Vali Selçuk Aslan, Düzce’nin sarsıntının akabinde vilayet olduğunu ve büyük bir kalkınma atağı gerçekleştirdiğini tabir ederek, Düzce Üniversitesi’nin kentin gelişimine taraf veren bir kurum haline geldiğini söyledi. Aslan, "Akademik yıl açılışı sadece Düzce Üniversitesi topluluğu için değil tüm Düzce için onur ve gurur sorunudur. Devlet büyüklerimizin burada bulunması gençlere ayrıyeten bir şevk ve gurur vermektedir. Üniversitemiz, kentimizin gelişimine, sosyo-ekonomik büyümesine taraf veren büyük bir kurum haline gelmiştir. Üniversitelerimiz en stratejik aktörler ortasındadır. Düzce Üniversitesi de yerelde değerli bir noktadadır" dedi.
Rektör Sözbir: "Üniversitemiz, 2025-2026 yılına ’Gazze’ diye başladı"
Cumhurbaşkanı Yardımcısı Cevdet Yılmaz’ı ağırlamaktan onur duyduklarını belirten Düzce Üniversitesi Rektör Prof. Dr. Nedim Sözbir ise 2025-2026 akademik yılına "Gazze" ismini verdiklerine dikkati çekti. Sözbir, "Filistin ve Gazze’de uzun müddettir yaşananlara sessiz kalmayan ülkemiz Gazze’nin yanında olmuştur. Üniversitemizde 2025-2026 yılına ’Gazze’ diye başlamıştır.

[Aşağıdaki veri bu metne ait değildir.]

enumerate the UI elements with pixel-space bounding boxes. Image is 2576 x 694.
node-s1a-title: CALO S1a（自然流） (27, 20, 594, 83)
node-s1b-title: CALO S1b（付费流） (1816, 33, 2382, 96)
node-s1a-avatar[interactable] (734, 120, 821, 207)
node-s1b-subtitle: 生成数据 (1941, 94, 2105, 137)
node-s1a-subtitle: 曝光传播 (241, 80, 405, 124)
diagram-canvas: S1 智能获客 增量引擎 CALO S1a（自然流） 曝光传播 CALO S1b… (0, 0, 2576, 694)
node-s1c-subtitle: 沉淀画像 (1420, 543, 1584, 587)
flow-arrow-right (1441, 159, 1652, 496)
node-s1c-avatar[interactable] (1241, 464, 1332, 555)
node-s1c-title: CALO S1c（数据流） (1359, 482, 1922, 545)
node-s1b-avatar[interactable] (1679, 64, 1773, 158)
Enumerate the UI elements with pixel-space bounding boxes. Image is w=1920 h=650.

Barışın tüm dünyada hakim olmasını diliyorum" biçiminde konuştu.
"Düzce Üniversitesi milletlerarası muvaffakiyetleri ve farklı ülkelerden gelen öğrencilerle dünyaya açılmıştır"

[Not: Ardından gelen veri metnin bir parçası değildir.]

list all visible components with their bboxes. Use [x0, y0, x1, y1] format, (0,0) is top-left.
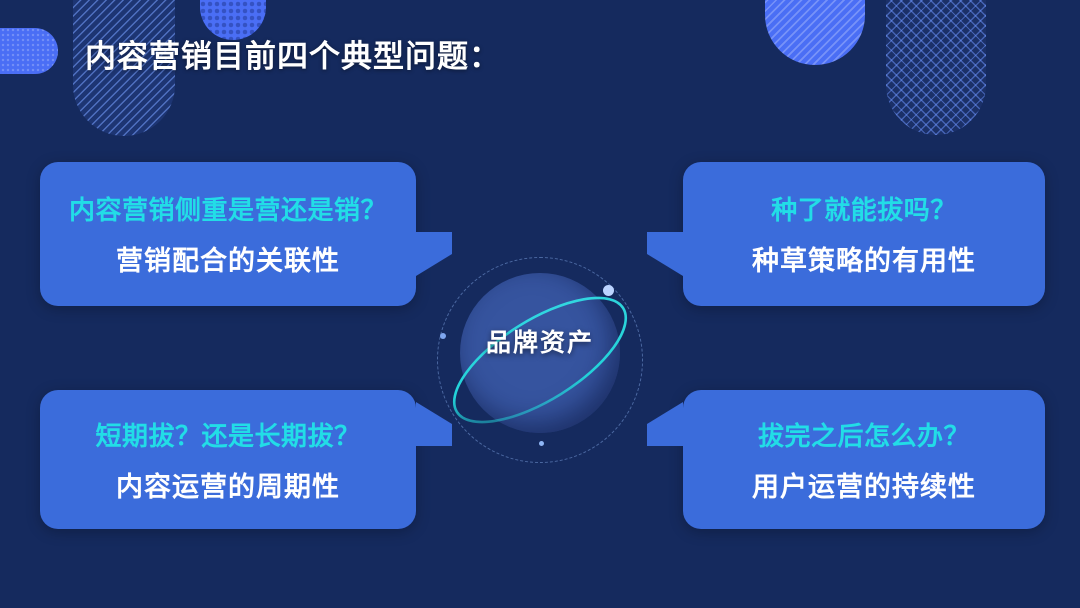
globe-orbit-icon	[429, 249, 651, 471]
question-text: 短期拔？还是长期拔？	[95, 416, 360, 453]
decor-dotted-pill	[0, 28, 58, 74]
slide-title: 内容营销目前四个典型问题：	[85, 31, 501, 76]
question-text: 内容营销侧重是营还是销？	[69, 190, 387, 227]
central-globe: 品牌资产	[443, 263, 637, 457]
answer-text: 种草策略的有用性	[752, 239, 976, 278]
answer-text: 用户运营的持续性	[752, 465, 976, 504]
answer-text: 营销配合的关联性	[116, 239, 340, 278]
question-card-top-right[interactable]: 种了就能拔吗？ 种草策略的有用性	[683, 162, 1045, 306]
globe-label: 品牌资产	[443, 323, 637, 359]
question-card-top-left[interactable]: 内容营销侧重是营还是销？ 营销配合的关联性	[40, 162, 416, 306]
decor-striped-column-right	[765, 0, 865, 65]
question-card-bottom-right[interactable]: 拔完之后怎么办？ 用户运营的持续性	[683, 390, 1045, 529]
decor-crosshatch-column	[886, 0, 986, 135]
question-text: 种了就能拔吗？	[771, 190, 957, 227]
speech-tail-icon	[647, 402, 683, 446]
speech-tail-icon	[647, 232, 683, 276]
question-card-bottom-left[interactable]: 短期拔？还是长期拔？ 内容运营的周期性	[40, 390, 416, 529]
answer-text: 内容运营的周期性	[116, 465, 340, 504]
question-text: 拔完之后怎么办？	[758, 416, 970, 453]
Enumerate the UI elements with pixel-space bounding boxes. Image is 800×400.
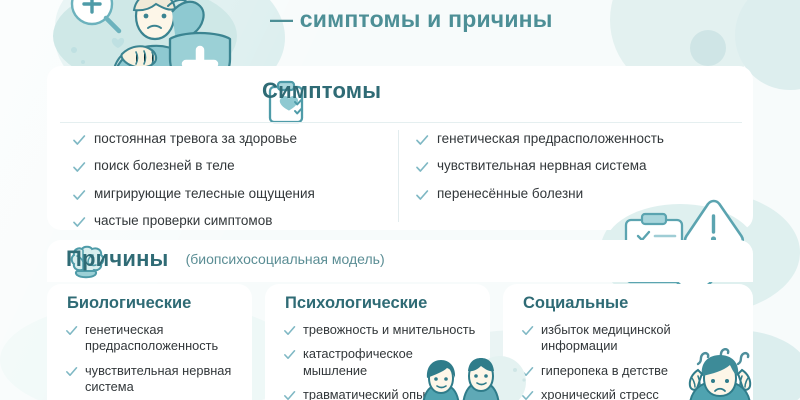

Düzce Üniversitesi’nin 30 binden fazla öğrencisiyle Türkiye’nin saygın üniversiteleri ortasında yer aldığını kaydeden Sözbir, "2026 dünya üniversiteler sıralamasında üniversitemiz 15. olmuştur. TÜBİTAK tarafından hazırlanan teşebbüsçü üniversitelere ortasında da muvaffakiyetler gösterdik. YÖK tarafından açıklanan üniversite izleme ve kıymetlendirme raporunda Düzce Üniversitesi mezunları en kısa müddette işe girenler ortasında 16. sırada yer almaktadır. Düzce Üniversitesi’nin kısa müddette iş bulan öğrencileri akademik yeterliliği tescillemiştir. Etraf ve sıhhat alanında ihtisas üniversitesiyiz. Düzce Üniversitesi milletlerarası muvaffakiyetleri ve farklı ülkelerden gelen öğrencilerle dünyaya açılmıştır. Bu çalışmalar sonucunda Avrupa Üniversiteler Birliğine üye olarak saygın bir yer kazanmıştır" sözlerini kullandı.